A study involving researchers from the Universities of Leicester, Birmingham and Sheffield has highlighted significant variation in the development of intermediate care in England.



The study, which included a national survey of intermediate care co-ordinators, data collection in five case-study sites and a systematic review of previous research, focused upon the costs and outcomes of intermediate care for older people.

Research Fellow Emma Regen said: “Findings from the survey of intermediate care co-ordinators reveal that despite national guidance promoting conformity to clearly defined service models, intermediate care has continued to develop in response to local needs and circumstances. As a result provision is characterised by diversity and significant variation between different areas”.


The three-year research programme also discovered that despite the many benefits of intermediate care to service users, it was not always being used to its full potential. Ms Regen added: “Interviews with senior managers and frontline staff in the case-study sites suggest that service users may benefit from the ‘home-like’ setting in which many intermediate care services are delivered, particularly in helping older people lead independent lives. However, our research also indicates that workforce and capacity pressures, combined with a lack of awareness about intermediate care among ‘mainstream’ practitioners, means that intermediate care is currently not being used to its full potential”.

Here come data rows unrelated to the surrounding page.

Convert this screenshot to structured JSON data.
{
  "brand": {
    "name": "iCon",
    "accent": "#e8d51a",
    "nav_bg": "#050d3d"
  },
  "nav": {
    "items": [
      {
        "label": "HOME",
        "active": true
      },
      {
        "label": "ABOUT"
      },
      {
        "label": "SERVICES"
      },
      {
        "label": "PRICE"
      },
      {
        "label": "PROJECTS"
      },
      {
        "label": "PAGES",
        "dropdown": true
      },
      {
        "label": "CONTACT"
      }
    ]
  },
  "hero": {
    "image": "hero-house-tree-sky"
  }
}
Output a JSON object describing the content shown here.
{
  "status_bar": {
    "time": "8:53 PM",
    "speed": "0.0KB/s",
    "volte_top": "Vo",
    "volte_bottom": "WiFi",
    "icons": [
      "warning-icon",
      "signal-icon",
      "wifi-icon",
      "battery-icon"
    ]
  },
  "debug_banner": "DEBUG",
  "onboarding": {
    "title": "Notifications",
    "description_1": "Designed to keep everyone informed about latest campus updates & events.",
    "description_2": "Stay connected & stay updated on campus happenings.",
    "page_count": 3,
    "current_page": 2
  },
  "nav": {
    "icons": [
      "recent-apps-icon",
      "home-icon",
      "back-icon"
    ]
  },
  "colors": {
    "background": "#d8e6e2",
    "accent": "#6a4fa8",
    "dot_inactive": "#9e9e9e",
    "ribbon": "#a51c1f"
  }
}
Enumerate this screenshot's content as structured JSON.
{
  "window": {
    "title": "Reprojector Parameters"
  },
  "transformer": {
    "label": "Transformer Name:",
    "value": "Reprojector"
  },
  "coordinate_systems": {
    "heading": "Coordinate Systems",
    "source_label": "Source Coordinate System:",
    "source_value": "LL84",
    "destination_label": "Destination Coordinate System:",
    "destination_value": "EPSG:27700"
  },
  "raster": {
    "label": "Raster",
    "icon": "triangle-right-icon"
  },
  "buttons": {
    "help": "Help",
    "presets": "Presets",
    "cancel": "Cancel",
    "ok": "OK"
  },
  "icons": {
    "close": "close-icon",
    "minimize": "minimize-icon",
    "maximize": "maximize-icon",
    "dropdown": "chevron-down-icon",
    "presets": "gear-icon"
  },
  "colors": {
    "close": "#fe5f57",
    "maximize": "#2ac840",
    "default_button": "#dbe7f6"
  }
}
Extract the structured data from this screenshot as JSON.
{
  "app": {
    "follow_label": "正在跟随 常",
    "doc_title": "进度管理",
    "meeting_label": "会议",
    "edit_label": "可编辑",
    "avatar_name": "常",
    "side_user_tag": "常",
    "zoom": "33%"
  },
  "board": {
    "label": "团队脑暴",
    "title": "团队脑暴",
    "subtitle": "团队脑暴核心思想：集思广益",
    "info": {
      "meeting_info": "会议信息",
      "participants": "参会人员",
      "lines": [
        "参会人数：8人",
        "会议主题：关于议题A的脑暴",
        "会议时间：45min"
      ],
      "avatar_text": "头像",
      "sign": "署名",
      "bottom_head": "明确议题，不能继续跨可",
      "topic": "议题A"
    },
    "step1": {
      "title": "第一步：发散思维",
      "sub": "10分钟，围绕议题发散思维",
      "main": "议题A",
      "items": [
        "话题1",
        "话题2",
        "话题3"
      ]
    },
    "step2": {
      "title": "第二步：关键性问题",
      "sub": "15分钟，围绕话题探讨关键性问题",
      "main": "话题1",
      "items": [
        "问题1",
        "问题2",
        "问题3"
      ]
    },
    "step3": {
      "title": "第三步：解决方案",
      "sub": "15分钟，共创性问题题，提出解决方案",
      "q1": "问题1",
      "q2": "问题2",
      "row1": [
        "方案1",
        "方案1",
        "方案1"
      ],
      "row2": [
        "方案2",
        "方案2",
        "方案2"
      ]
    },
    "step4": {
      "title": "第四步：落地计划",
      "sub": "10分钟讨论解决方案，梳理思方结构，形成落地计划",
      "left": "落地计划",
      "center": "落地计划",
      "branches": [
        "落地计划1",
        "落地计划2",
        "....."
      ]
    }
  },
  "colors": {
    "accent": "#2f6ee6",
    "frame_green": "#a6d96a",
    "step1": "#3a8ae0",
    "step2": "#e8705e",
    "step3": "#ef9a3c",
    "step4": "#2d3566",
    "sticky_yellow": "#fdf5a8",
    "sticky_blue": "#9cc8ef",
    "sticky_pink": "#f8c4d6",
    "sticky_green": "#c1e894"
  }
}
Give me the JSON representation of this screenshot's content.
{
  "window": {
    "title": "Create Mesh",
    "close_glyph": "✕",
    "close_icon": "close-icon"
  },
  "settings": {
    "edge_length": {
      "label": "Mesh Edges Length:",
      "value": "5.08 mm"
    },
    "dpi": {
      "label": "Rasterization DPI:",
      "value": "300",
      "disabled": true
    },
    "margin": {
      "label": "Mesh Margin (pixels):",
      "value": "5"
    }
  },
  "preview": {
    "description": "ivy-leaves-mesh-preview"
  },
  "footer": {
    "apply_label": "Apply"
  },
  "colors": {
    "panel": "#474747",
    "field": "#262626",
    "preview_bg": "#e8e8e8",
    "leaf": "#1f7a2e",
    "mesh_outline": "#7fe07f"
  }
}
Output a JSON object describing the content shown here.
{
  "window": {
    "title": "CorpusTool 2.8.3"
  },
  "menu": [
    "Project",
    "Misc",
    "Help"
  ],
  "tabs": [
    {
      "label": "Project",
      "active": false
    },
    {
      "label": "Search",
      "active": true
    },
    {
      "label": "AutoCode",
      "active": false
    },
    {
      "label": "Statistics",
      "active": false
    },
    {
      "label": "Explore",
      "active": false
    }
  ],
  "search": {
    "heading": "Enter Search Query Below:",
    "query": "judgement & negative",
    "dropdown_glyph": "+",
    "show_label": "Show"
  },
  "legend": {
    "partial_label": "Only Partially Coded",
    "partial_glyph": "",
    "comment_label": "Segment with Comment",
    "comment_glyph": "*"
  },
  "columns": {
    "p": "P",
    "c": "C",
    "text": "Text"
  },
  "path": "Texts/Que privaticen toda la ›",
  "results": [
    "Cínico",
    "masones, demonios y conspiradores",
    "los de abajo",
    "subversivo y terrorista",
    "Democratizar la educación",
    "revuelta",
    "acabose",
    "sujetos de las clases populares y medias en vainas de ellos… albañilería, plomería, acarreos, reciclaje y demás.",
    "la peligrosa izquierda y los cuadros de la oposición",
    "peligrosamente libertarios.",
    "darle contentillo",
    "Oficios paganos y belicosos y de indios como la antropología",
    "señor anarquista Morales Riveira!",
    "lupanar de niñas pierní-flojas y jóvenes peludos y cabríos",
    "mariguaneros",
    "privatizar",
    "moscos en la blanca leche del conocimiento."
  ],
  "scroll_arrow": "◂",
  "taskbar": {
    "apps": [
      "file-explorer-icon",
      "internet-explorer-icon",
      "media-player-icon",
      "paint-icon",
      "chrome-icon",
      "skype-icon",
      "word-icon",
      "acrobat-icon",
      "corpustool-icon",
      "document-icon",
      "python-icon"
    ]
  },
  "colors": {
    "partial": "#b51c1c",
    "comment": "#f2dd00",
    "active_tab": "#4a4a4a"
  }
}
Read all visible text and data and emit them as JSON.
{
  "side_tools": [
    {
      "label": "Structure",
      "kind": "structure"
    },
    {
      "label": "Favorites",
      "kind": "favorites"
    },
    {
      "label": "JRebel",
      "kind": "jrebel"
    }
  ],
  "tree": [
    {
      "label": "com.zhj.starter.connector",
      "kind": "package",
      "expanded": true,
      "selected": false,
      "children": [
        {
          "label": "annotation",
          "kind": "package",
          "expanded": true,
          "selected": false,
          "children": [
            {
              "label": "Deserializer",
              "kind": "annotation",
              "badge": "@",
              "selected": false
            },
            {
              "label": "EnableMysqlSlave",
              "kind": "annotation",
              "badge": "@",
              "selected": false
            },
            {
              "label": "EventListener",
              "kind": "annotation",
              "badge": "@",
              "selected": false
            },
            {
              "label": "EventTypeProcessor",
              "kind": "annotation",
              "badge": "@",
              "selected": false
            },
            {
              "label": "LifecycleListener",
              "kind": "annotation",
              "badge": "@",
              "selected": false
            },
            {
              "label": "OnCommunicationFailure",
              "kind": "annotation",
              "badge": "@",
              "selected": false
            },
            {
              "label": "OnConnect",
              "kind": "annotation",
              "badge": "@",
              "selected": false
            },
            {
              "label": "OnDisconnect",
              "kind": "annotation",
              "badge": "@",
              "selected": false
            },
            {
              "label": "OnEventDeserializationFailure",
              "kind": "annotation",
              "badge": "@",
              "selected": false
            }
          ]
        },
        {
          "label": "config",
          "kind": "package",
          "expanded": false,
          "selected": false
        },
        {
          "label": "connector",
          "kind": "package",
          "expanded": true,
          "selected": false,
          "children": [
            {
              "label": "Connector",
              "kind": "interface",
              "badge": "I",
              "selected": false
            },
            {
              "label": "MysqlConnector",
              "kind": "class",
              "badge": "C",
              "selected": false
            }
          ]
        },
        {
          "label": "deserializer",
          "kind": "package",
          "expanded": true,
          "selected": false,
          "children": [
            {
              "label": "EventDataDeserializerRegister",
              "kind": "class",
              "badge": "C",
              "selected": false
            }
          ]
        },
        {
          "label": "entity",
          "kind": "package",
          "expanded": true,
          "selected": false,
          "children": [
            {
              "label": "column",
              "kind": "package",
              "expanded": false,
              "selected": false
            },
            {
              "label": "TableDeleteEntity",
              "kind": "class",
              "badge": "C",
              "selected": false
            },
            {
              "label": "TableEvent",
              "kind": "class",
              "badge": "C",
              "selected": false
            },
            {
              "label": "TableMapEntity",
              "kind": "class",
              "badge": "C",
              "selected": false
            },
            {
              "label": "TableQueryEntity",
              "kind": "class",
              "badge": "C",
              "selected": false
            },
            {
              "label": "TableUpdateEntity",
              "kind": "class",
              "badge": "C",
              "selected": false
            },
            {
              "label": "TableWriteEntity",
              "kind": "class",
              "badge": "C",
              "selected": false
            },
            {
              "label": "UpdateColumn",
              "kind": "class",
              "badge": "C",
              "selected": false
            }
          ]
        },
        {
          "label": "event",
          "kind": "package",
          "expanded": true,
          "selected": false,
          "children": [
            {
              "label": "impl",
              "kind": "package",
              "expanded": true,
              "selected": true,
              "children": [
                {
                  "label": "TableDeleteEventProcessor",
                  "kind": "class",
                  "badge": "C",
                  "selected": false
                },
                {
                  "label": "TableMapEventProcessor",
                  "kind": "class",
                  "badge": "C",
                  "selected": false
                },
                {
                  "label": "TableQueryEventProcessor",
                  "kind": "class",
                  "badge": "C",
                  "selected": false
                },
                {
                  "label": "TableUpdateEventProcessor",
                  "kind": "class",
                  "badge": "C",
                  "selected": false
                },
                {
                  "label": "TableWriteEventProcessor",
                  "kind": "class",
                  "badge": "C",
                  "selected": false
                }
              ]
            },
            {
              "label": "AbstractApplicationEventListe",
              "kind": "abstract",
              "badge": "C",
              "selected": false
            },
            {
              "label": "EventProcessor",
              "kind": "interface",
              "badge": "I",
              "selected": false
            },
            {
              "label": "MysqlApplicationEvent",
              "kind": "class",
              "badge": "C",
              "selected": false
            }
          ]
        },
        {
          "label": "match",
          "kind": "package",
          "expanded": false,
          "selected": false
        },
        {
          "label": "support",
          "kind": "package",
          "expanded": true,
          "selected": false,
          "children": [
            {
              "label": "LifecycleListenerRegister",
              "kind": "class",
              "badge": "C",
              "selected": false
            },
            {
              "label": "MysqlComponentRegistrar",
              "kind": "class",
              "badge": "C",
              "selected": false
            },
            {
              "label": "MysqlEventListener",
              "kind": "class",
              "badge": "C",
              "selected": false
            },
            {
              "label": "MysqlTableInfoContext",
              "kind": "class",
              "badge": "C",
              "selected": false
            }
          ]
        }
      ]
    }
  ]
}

Regarding the costs and outcomes of intermediate care for older people, Billingsley Kaambwa, Research Fellow said: “Analyses of quantitative data collected in the five case-study sites reveal that residential services have a higher cost than non-residential services, and services aimed at preventing avoidable hospital admissions have a lower cost than those which seek to facilitate discharge from hospital”. He added: “Service users’ quality of life was assessed both before and after receiving intermediate care and we found that the largest gains were seen for residential services (as opposed to non-residential) and for admission avoidance schemes (compared to supported discharge)”.

The systematic review of previous research on the costs and outcomes of different models of intermediate care, found that the evidence supporting the development of specific types of intermediate care is mixed with the bulk of evidence relating to supported discharge schemes.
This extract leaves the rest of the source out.